Un nuevo concepto que se pone de moda. Posverdad, la palabra del año, a caballo de las prácticas electorales desarrolladas por el recién elegido nuevo presidente estadounidense, Donald Trump a lo largo de la campaña electoral. El tremendo efecto que causan las mentiras en los ciudadanos, en los electores, mucho más allá de la denuncia de estas prácticas. Y el gran beneficio que se consigue con esas prácticas. La desinformación al poder.

La táctica consiste en difundir una serie de rumores, plenos de inexactitudes, cuando no directamente falsedades, en torno a los competidores. Gracias al apoyo de miles de seguidores en las redes sociales, o directamente de bots, la falacia se difunde de manera espectacular y muy rápidamente. Esta actividad genera un gran engagement muy rápidamente, con la consecuente redifusión que, en muchas ocasiones, readapta el mensaje original, vía meme’s, por ejemplo, aportando nuevas creatividades, plagadas también de inexactitudes, pero muy graciosas. La mentira se reproduce de manera viral alcanzando altísimas proporciones de difusión y contagiando amplias capas de la población. Muchos receptores, impactados a través de las emociones y los sentimientos que les despiertan, no reflexionan sobre la veracidad o no de esa información.

Tradicionalmente la comunicación entre emisor y receptor ha ‘corrido’ a través de los medios: los periódicos y los medios audiovisuales. La observancia de una correcta práctica periodística, en busca de la verdad, del contraste de fuente y de la confirmación de datos, a menudo impide que estas artimañas perversas consignan su objetivo. Sin embargo, en ocasiones, algunos medios de comunicación devienen actores en la retransmisión de esas falacias debido al debilitamiento de la obligación de contrastación de los hechos que relatan.

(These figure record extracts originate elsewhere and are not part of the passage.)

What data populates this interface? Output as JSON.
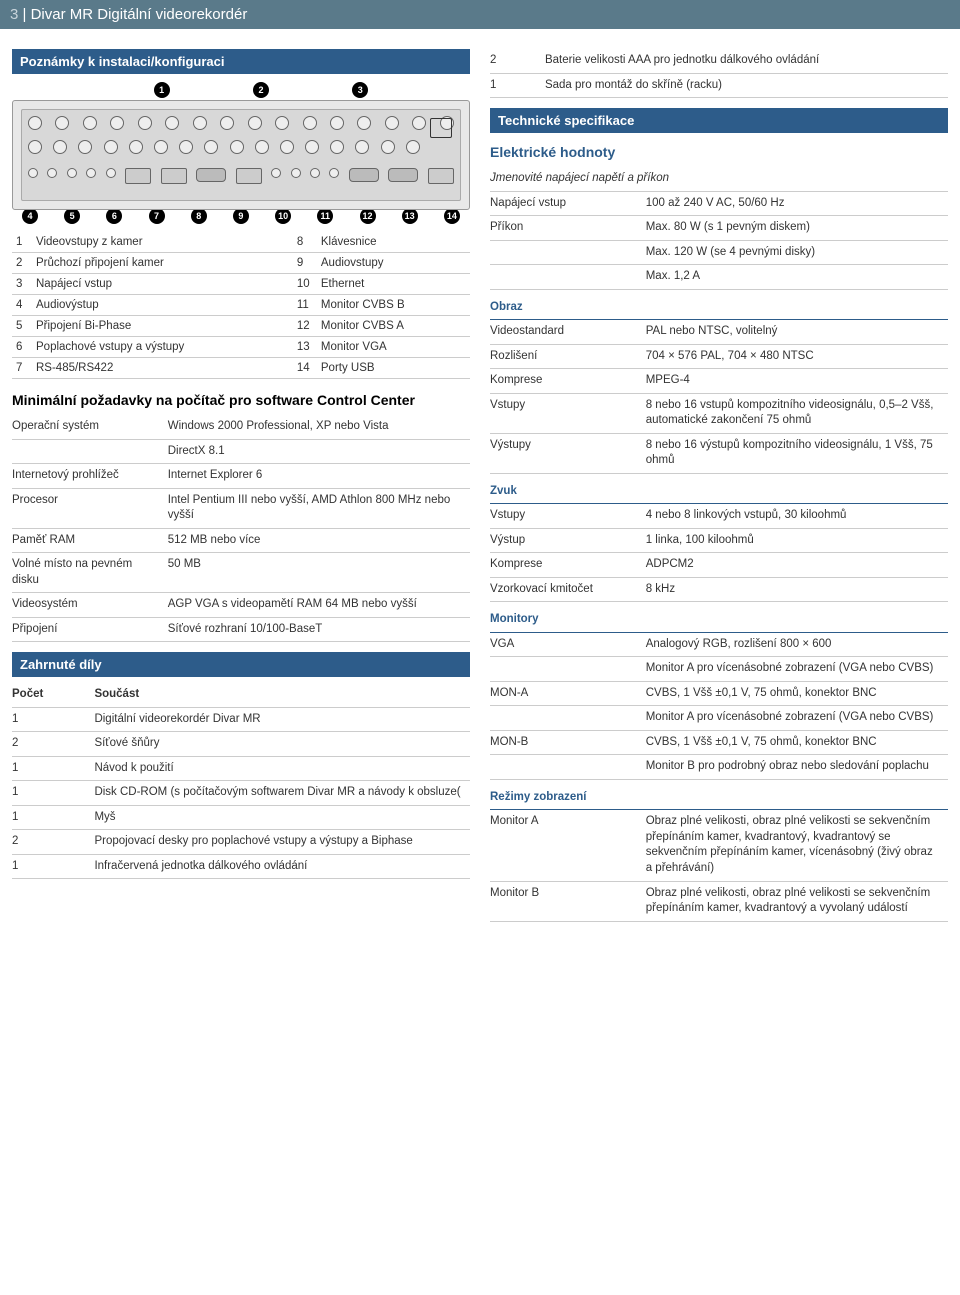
{
  "header": {
    "page_num": "3",
    "separator": " | ",
    "title": "Divar MR Digitální videorekordér"
  },
  "left": {
    "section_title": "Poznámky k instalaci/konfiguraci",
    "callouts_top": [
      "1",
      "2",
      "3"
    ],
    "callouts_bottom": [
      "4",
      "5",
      "6",
      "7",
      "8",
      "9",
      "10",
      "11",
      "12",
      "13",
      "14"
    ],
    "legend": [
      {
        "n1": "1",
        "t1": "Videovstupy z kamer",
        "n2": "8",
        "t2": "Klávesnice"
      },
      {
        "n1": "2",
        "t1": "Průchozí připojení kamer",
        "n2": "9",
        "t2": "Audiovstupy"
      },
      {
        "n1": "3",
        "t1": "Napájecí vstup",
        "n2": "10",
        "t2": "Ethernet"
      },
      {
        "n1": "4",
        "t1": "Audiovýstup",
        "n2": "11",
        "t2": "Monitor CVBS B"
      },
      {
        "n1": "5",
        "t1": "Připojení Bi-Phase",
        "n2": "12",
        "t2": "Monitor CVBS A"
      },
      {
        "n1": "6",
        "t1": "Poplachové vstupy a výstupy",
        "n2": "13",
        "t2": "Monitor VGA"
      },
      {
        "n1": "7",
        "t1": "RS-485/RS422",
        "n2": "14",
        "t2": "Porty USB"
      }
    ],
    "min_req_heading": "Minimální požadavky na počítač pro software Control Center",
    "min_req": [
      {
        "k": "Operační systém",
        "v": "Windows 2000 Professional, XP nebo Vista"
      },
      {
        "k": "",
        "v": "DirectX 8.1"
      },
      {
        "k": "Internetový prohlížeč",
        "v": "Internet Explorer 6"
      },
      {
        "k": "Procesor",
        "v": "Intel Pentium III nebo vyšší, AMD Athlon 800 MHz nebo vyšší"
      },
      {
        "k": "Paměť RAM",
        "v": "512 MB nebo více"
      },
      {
        "k": "Volné místo na pevném disku",
        "v": "50 MB"
      },
      {
        "k": "Videosystém",
        "v": "AGP VGA s videopamětí RAM 64 MB nebo vyšší"
      },
      {
        "k": "Připojení",
        "v": "Síťové rozhraní 10/100-BaseT"
      }
    ],
    "included_heading": "Zahrnuté díly",
    "included_cols": {
      "c1": "Počet",
      "c2": "Součást"
    },
    "included": [
      {
        "q": "1",
        "i": "Digitální videorekordér Divar MR"
      },
      {
        "q": "2",
        "i": "Síťové šňůry"
      },
      {
        "q": "1",
        "i": "Návod k použití"
      },
      {
        "q": "1",
        "i": "Disk CD-ROM (s počítačovým softwarem Divar MR a návody k obsluze("
      },
      {
        "q": "1",
        "i": "Myš"
      },
      {
        "q": "2",
        "i": "Propojovací desky pro poplachové vstupy a výstupy a Biphase"
      },
      {
        "q": "1",
        "i": "Infračervená jednotka dálkového ovládání"
      }
    ]
  },
  "right": {
    "pre_rows": [
      {
        "k": "2",
        "v": "Baterie velikosti AAA pro jednotku dálkového ovládání"
      },
      {
        "k": "1",
        "v": "Sada pro montáž do skříně (racku)"
      }
    ],
    "tech_heading": "Technické specifikace",
    "elec_heading": "Elektrické hodnoty",
    "elec_sub": "Jmenovité napájecí napětí a příkon",
    "elec": [
      {
        "k": "Napájecí vstup",
        "v": "100 až 240 V AC, 50/60 Hz"
      },
      {
        "k": "Příkon",
        "v": "Max. 80 W (s 1 pevným diskem)"
      },
      {
        "k": "",
        "v": "Max. 120 W (se 4 pevnými disky)"
      },
      {
        "k": "",
        "v": "Max. 1,2 A"
      }
    ],
    "obraz_heading": "Obraz",
    "obraz": [
      {
        "k": "Videostandard",
        "v": "PAL nebo NTSC, volitelný"
      },
      {
        "k": "Rozlišení",
        "v": "704 × 576 PAL, 704 × 480 NTSC"
      },
      {
        "k": "Komprese",
        "v": "MPEG-4"
      },
      {
        "k": "Vstupy",
        "v": "8 nebo 16 vstupů kompozitního videosignálu, 0,5–2 Všš, automatické zakončení 75 ohmů"
      },
      {
        "k": "Výstupy",
        "v": "8 nebo 16 výstupů kompozitního videosignálu, 1 Všš, 75 ohmů"
      }
    ],
    "zvuk_heading": "Zvuk",
    "zvuk": [
      {
        "k": "Vstupy",
        "v": "4 nebo 8 linkových vstupů, 30 kiloohmů"
      },
      {
        "k": "Výstup",
        "v": "1 linka, 100 kiloohmů"
      },
      {
        "k": "Komprese",
        "v": "ADPCM2"
      },
      {
        "k": "Vzorkovací kmitočet",
        "v": "8 kHz"
      }
    ],
    "mon_heading": "Monitory",
    "mon": [
      {
        "k": "VGA",
        "v": "Analogový RGB, rozlišení 800 × 600"
      },
      {
        "k": "",
        "v": "Monitor A pro vícenásobné zobrazení (VGA nebo CVBS)"
      },
      {
        "k": "MON-A",
        "v": "CVBS, 1 Všš ±0,1 V, 75 ohmů, konektor BNC"
      },
      {
        "k": "",
        "v": "Monitor A pro vícenásobné zobrazení (VGA nebo CVBS)"
      },
      {
        "k": "MON-B",
        "v": "CVBS, 1 Všš ±0,1 V, 75 ohmů, konektor BNC"
      },
      {
        "k": "",
        "v": "Monitor B pro podrobný obraz nebo sledování poplachu"
      }
    ],
    "disp_heading": "Režimy zobrazení",
    "disp": [
      {
        "k": "Monitor A",
        "v": "Obraz plné velikosti, obraz plné velikosti se sekvenčním přepínáním kamer, kvadrantový, kvadrantový se sekvenčním přepínáním kamer, vícenásobný (živý obraz a přehrávání)"
      },
      {
        "k": "Monitor B",
        "v": "Obraz plné velikosti, obraz plné velikosti se sekvenčním přepínáním kamer, kvadrantový a vyvolaný událostí"
      }
    ]
  },
  "colors": {
    "bar": "#2d5c8a",
    "header": "#5a7a8a"
  }
}
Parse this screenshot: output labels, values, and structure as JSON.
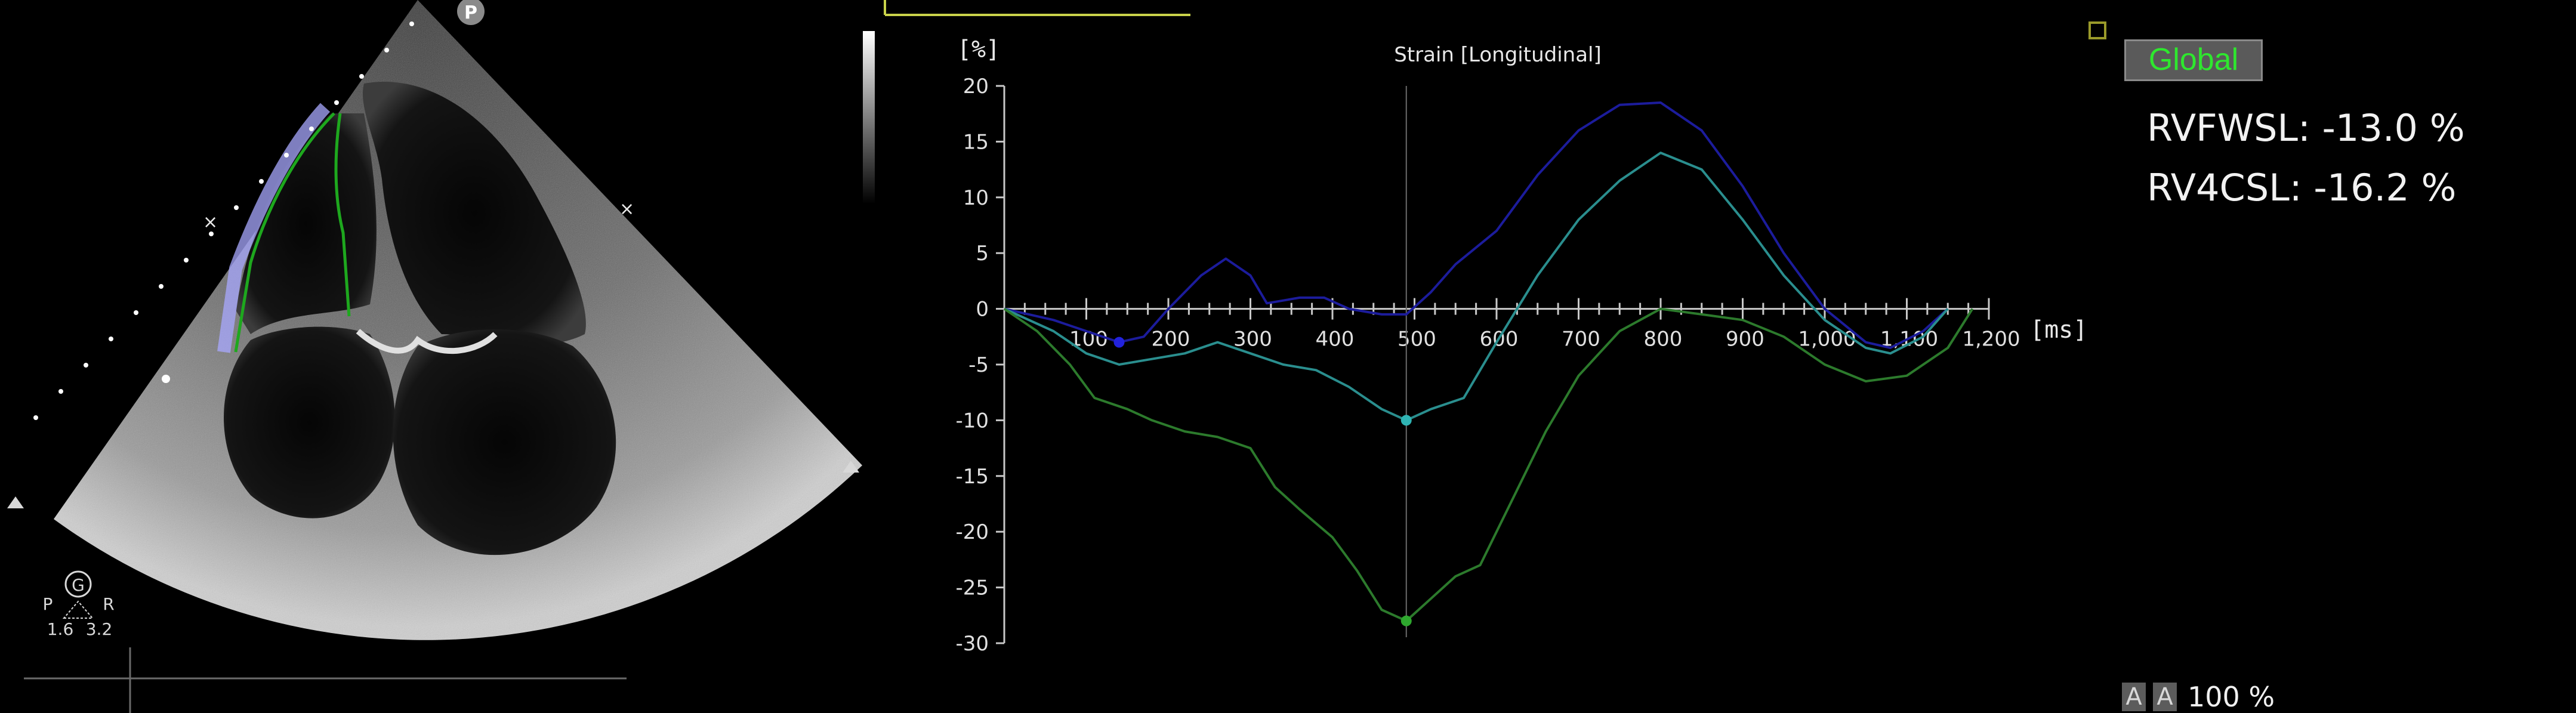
{
  "echo": {
    "top_marker": "P",
    "probe_letter": "G",
    "probe_left": "P",
    "probe_right": "R",
    "scale_left": "1.6",
    "scale_right": "3.2"
  },
  "colors": {
    "series_1": "#1c1c9c",
    "series_2": "#2a8e8e",
    "series_3": "#2c7a2c",
    "axis": "#c8c8c8",
    "global_text": "#2ee82e"
  },
  "chart_data": {
    "type": "line",
    "title": "Strain [Longitudinal]",
    "ylabel": "[%]",
    "xlabel": "[ms]",
    "xlim": [
      0,
      1200
    ],
    "ylim": [
      -30,
      20
    ],
    "x_ticks": [
      100,
      200,
      300,
      400,
      500,
      600,
      700,
      800,
      900,
      1000,
      1100,
      1200
    ],
    "x_tick_labels": [
      "100",
      "200",
      "300",
      "400",
      "500",
      "600",
      "700",
      "800",
      "900",
      "1,000",
      "1,100",
      "1,200"
    ],
    "y_ticks": [
      20,
      15,
      10,
      5,
      0,
      -5,
      -10,
      -15,
      -20,
      -25,
      -30
    ],
    "cursor_x": 490,
    "grid": false,
    "series": [
      {
        "color": "#1c1c9c",
        "marker": {
          "x": 140,
          "y": -3
        },
        "points": [
          [
            0,
            0
          ],
          [
            60,
            -1
          ],
          [
            100,
            -2
          ],
          [
            140,
            -3
          ],
          [
            170,
            -2.5
          ],
          [
            200,
            0
          ],
          [
            240,
            3
          ],
          [
            270,
            4.5
          ],
          [
            300,
            3
          ],
          [
            320,
            0.5
          ],
          [
            360,
            1
          ],
          [
            390,
            1
          ],
          [
            420,
            0
          ],
          [
            460,
            -0.5
          ],
          [
            490,
            -0.5
          ],
          [
            520,
            1.5
          ],
          [
            550,
            4
          ],
          [
            600,
            7
          ],
          [
            650,
            12
          ],
          [
            700,
            16
          ],
          [
            750,
            18.3
          ],
          [
            800,
            18.5
          ],
          [
            850,
            16
          ],
          [
            900,
            11
          ],
          [
            950,
            5
          ],
          [
            1000,
            0
          ],
          [
            1050,
            -3
          ],
          [
            1080,
            -3.5
          ],
          [
            1120,
            -2
          ],
          [
            1150,
            0
          ]
        ]
      },
      {
        "color": "#2a8e8e",
        "marker": {
          "x": 490,
          "y": -10
        },
        "points": [
          [
            0,
            0
          ],
          [
            60,
            -2
          ],
          [
            100,
            -4
          ],
          [
            140,
            -5
          ],
          [
            180,
            -4.5
          ],
          [
            220,
            -4
          ],
          [
            260,
            -3
          ],
          [
            300,
            -4
          ],
          [
            340,
            -5
          ],
          [
            380,
            -5.5
          ],
          [
            420,
            -7
          ],
          [
            460,
            -9
          ],
          [
            490,
            -10
          ],
          [
            520,
            -9
          ],
          [
            560,
            -8
          ],
          [
            600,
            -3
          ],
          [
            650,
            3
          ],
          [
            700,
            8
          ],
          [
            750,
            11.5
          ],
          [
            800,
            14
          ],
          [
            850,
            12.5
          ],
          [
            900,
            8
          ],
          [
            950,
            3
          ],
          [
            1000,
            -1
          ],
          [
            1050,
            -3.5
          ],
          [
            1080,
            -4
          ],
          [
            1120,
            -2.5
          ],
          [
            1150,
            0
          ]
        ]
      },
      {
        "color": "#2c7a2c",
        "marker": {
          "x": 490,
          "y": -28
        },
        "points": [
          [
            0,
            0
          ],
          [
            40,
            -2
          ],
          [
            80,
            -5
          ],
          [
            110,
            -8
          ],
          [
            150,
            -9
          ],
          [
            180,
            -10
          ],
          [
            220,
            -11
          ],
          [
            260,
            -11.5
          ],
          [
            300,
            -12.5
          ],
          [
            330,
            -16
          ],
          [
            360,
            -18
          ],
          [
            400,
            -20.5
          ],
          [
            430,
            -23.5
          ],
          [
            460,
            -27
          ],
          [
            490,
            -28
          ],
          [
            520,
            -26
          ],
          [
            550,
            -24
          ],
          [
            580,
            -23
          ],
          [
            620,
            -17
          ],
          [
            660,
            -11
          ],
          [
            700,
            -6
          ],
          [
            750,
            -2
          ],
          [
            800,
            0
          ],
          [
            850,
            -0.5
          ],
          [
            900,
            -1
          ],
          [
            950,
            -2.5
          ],
          [
            1000,
            -5
          ],
          [
            1050,
            -6.5
          ],
          [
            1100,
            -6
          ],
          [
            1150,
            -3.5
          ],
          [
            1180,
            0
          ]
        ]
      }
    ]
  },
  "panel": {
    "global_label": "Global",
    "metrics": [
      {
        "label": "RVFWSL: -13.0 %"
      },
      {
        "label": "RV4CSL: -16.2 %"
      }
    ]
  },
  "zoom": {
    "btn1": "A",
    "btn2": "A",
    "value": "100 %"
  }
}
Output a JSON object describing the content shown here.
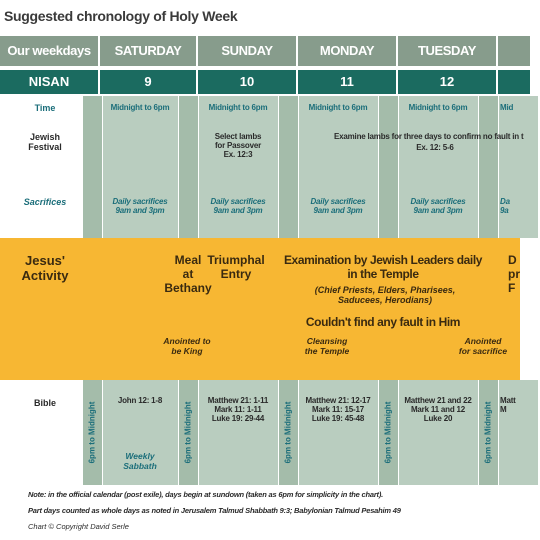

El alto componente de rating que aportan muchas de esas mentiras, cargadas de elementos espectaculares, incitan a los profesionales de la comunicación a utilizarlas con una clara apuesta por el infotaintment.

Pero con el desarrollo de las TIC, el advenimiento de los nuevos medios y la popularización de las redes sociales, elementos todos ellos propios de este inicio del siglo XXI, los emisores ya no precisan de intermediarios para impactar en los receptores. La información se transmite sin los necesarios “controles de calidad” que aporta el profesional de la materia.

Este tipo de actividades entran de lleno en el campo de la desinformación. Una buena definición de ese concepto la aportan Shultz y Godson: “Información deliberadamente falsa, incompleta o errónea, diseñada para engañar y desorientar… para manipular personas o grupos predeterminados y crean la falsa información” [1].

Cuando la parte afectada, obligada a reaccionar, intenta establecer la verdad de los hechos, esta comunicación reactiva se difunde de manera mucho más lenta y con menor viralidad, de tal manera que una gran parte de las personas impactadas inicialmente se quedan exclusivamente con la versión primigenia, la incorrecta.

En consecuencia, si la ética es escasa, o brilla por su ausencia, esta práctica comunicacional basada en la mentira proporciona extraordinarios réditos. En el ámbito electoral, la velocidad a la que se desarrollan las campañas y, en ocasiones la brevedad de estas, impide que los electores lleguen a ser conocedores de este tipo d engaños. Su decisión de voto acaba siendo influida por un sinfín de mentiras sin que la posterior verdad llegue a impactarles. Por tanto, sale a cuenta mentir y no se paga el castigo que ello implica. Toda una tentación para muchos spin doctors, asesores y estrategas políticos que, en pos del fin último, apuestan por estas prácticas. Lo que importa es conseguir ganar. No importa cómo.

Frente a estas estrategias espurias la manera más adecuada para enfrentarlas, a mi modo de ver, es la capacitación mediática y alfabetización comunicacional de los ciudadanos de tal manera que puedan detectarlas, neutralizarlas y rechazarlas.